The Central Delhi Court Bar Association (CDCBA), the official bar association of the complex, describes the Rouse Avenue Courts Complex as "a hub for high-profile cases, handling matters of exceptional significance".

==History==
The building, named Rouse Avenue District Court, was established on 8 April 2019 in DDU Marg, New Delhi. This eight storeyed earthquake-resistant building housed 42 courtrooms (at that time) and a basement with parking facility for 800 vehicles. It received a four-star rating in green certification. The complex was inaugurated by the then chief justice of the Delhi High Court, Rajendra Menon. The building was designed by architect Goonmeet Singh Chauhan.

Then additional sessions judge (ASJ) and special judge O. P. Saini was appointed as the first judge in-charge of the court complex. The initially assigned cases were Prevention of Corruption Act, 1988 investigated by the Central Bureau of Investigation (CBI) and the labour/industrial matters of NCT Delhi.

==Special courts==
Before its major expansion in 2026, the Rouse Avenue Courts Complex primarily heard cases involving incumbent and former Members of Parliament (MPs) and Members of the Legislative Assemblies (MLAs), as well as corruption and economic offences investigated by the CBI and the Enforcement Directorate (ED). The building also houses labour courts. In 2026, 16 new courtrooms were constructed. In July, the Ministry of Home Affairs issued a notification transferring courts trying offences investigated by the National Investigation Agency (NIA) from the Patiala House Courts Complex to three newly designated "special exclusive courts" in the Rouse Avenue Courts Complex.

In August 2026, 14 additional "special exclusive courts" were inaugurated. These comprised six courts for cases under the National Investigation Agency Act (NIA Act) and the Unlawful Activities (Prevention) Act (UAPA), three courts for cases under the Maharashtra Control of Organized Crime Act (MCOC Act), four courts for cases under the Narcotic Drugs and Psychotropic Substances Act (NDPS Act), and one specially designated "fast track court" for offences under the Public Examinations (Prevention of Unfair Means) Act and related offences.
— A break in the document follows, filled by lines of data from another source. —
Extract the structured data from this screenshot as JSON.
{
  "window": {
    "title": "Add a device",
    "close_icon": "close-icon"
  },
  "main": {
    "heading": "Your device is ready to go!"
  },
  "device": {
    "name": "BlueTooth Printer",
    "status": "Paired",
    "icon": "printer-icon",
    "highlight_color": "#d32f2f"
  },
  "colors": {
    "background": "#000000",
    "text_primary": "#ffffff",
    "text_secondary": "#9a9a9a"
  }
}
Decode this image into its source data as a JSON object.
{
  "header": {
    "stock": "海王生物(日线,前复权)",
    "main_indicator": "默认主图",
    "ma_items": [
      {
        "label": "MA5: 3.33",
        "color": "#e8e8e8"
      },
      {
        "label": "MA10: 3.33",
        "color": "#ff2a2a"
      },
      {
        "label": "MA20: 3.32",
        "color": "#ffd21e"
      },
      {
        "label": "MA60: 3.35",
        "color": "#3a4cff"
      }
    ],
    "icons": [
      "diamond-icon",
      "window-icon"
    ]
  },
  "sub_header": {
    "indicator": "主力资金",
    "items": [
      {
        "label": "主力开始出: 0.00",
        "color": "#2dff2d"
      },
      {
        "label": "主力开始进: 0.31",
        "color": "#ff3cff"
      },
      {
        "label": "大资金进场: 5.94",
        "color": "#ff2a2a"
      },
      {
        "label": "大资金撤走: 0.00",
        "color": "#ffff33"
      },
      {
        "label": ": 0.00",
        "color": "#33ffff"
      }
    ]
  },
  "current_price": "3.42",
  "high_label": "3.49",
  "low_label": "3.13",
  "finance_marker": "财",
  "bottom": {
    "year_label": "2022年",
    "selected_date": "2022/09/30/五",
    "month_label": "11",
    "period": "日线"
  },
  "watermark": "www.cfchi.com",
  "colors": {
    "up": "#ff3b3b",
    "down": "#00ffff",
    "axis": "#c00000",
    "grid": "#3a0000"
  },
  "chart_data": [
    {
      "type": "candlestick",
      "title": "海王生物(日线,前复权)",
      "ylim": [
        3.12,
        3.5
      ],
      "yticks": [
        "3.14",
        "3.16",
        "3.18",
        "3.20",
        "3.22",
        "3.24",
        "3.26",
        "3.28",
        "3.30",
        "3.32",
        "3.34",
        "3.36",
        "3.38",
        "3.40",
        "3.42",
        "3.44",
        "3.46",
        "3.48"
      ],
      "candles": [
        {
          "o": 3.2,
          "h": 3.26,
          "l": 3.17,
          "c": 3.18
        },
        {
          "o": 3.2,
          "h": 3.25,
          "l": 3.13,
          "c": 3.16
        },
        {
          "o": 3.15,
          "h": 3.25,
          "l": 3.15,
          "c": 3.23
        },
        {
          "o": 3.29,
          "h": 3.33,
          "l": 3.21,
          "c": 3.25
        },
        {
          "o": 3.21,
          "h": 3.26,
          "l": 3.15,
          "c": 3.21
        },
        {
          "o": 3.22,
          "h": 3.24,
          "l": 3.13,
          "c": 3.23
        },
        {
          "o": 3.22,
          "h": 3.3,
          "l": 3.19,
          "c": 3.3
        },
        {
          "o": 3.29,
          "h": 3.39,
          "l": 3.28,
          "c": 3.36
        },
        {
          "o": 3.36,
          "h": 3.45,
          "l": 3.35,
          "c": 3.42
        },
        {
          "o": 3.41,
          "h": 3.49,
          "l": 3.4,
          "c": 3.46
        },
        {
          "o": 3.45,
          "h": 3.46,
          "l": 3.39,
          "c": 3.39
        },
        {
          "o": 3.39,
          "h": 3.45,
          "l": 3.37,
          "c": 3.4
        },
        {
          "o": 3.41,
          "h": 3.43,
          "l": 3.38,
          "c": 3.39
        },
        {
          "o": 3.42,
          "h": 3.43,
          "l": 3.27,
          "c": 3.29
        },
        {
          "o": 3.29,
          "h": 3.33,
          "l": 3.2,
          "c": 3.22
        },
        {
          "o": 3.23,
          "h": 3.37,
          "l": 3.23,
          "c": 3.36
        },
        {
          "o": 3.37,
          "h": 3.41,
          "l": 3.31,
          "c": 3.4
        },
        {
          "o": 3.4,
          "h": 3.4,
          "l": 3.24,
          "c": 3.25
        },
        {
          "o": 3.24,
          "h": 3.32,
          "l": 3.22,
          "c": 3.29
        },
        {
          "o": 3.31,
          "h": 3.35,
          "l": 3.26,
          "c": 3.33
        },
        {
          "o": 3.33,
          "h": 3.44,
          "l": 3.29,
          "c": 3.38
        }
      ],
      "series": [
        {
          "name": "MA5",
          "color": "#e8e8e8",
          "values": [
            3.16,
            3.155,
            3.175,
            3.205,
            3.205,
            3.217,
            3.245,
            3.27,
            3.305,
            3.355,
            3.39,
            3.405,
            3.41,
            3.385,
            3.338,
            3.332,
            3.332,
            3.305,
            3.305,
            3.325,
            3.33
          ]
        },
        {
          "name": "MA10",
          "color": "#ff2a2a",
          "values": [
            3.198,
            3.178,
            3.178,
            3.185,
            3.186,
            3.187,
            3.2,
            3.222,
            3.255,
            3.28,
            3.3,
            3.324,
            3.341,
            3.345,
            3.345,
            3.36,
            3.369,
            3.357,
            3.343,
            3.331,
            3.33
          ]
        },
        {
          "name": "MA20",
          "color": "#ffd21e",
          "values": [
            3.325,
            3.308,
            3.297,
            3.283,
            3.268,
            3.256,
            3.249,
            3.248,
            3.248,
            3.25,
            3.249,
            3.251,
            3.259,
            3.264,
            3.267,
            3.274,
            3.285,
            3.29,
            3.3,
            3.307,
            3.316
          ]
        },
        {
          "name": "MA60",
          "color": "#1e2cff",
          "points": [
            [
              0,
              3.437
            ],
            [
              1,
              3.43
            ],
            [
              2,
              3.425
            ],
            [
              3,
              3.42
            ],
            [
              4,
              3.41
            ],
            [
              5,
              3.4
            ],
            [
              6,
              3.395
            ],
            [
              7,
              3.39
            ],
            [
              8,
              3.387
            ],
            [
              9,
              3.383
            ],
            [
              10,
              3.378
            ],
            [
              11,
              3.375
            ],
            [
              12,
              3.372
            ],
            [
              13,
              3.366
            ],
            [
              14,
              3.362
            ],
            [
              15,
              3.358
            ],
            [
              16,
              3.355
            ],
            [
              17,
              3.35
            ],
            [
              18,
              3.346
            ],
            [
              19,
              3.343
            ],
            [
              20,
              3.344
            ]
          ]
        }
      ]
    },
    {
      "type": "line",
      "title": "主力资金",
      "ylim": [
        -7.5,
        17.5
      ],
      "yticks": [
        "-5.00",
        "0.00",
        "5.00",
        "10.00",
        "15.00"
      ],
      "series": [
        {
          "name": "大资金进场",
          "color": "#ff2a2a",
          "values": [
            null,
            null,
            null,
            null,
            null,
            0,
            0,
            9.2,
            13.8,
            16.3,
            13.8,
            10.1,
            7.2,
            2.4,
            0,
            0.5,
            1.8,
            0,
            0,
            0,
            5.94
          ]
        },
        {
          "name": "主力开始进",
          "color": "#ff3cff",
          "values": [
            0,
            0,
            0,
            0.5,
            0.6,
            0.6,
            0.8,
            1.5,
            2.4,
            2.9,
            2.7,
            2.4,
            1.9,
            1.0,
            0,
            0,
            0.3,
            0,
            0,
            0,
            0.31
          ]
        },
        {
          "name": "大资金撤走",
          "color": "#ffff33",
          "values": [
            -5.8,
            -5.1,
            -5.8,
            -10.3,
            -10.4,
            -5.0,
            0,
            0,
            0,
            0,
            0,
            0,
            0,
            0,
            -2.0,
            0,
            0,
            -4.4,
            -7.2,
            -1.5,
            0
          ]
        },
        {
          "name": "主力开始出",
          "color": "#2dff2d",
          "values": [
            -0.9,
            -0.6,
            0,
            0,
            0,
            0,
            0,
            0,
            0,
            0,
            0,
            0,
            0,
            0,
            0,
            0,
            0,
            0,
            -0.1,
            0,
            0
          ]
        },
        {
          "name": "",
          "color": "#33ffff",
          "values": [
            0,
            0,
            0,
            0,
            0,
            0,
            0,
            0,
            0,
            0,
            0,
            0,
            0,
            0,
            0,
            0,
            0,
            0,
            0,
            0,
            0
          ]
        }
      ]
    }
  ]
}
During the inauguration, Chief Justice of India Surya Kant stated that "special exclusive courts" were intended to "enable judges to develop subject-matter expertise, ensure uninterrupted hearings, and encourage more effective case management".

==Awards==
In July 2019, the Central Public Works Department (CPWD) awarded the building second prize in the "Best Completed Projects (Office)" category.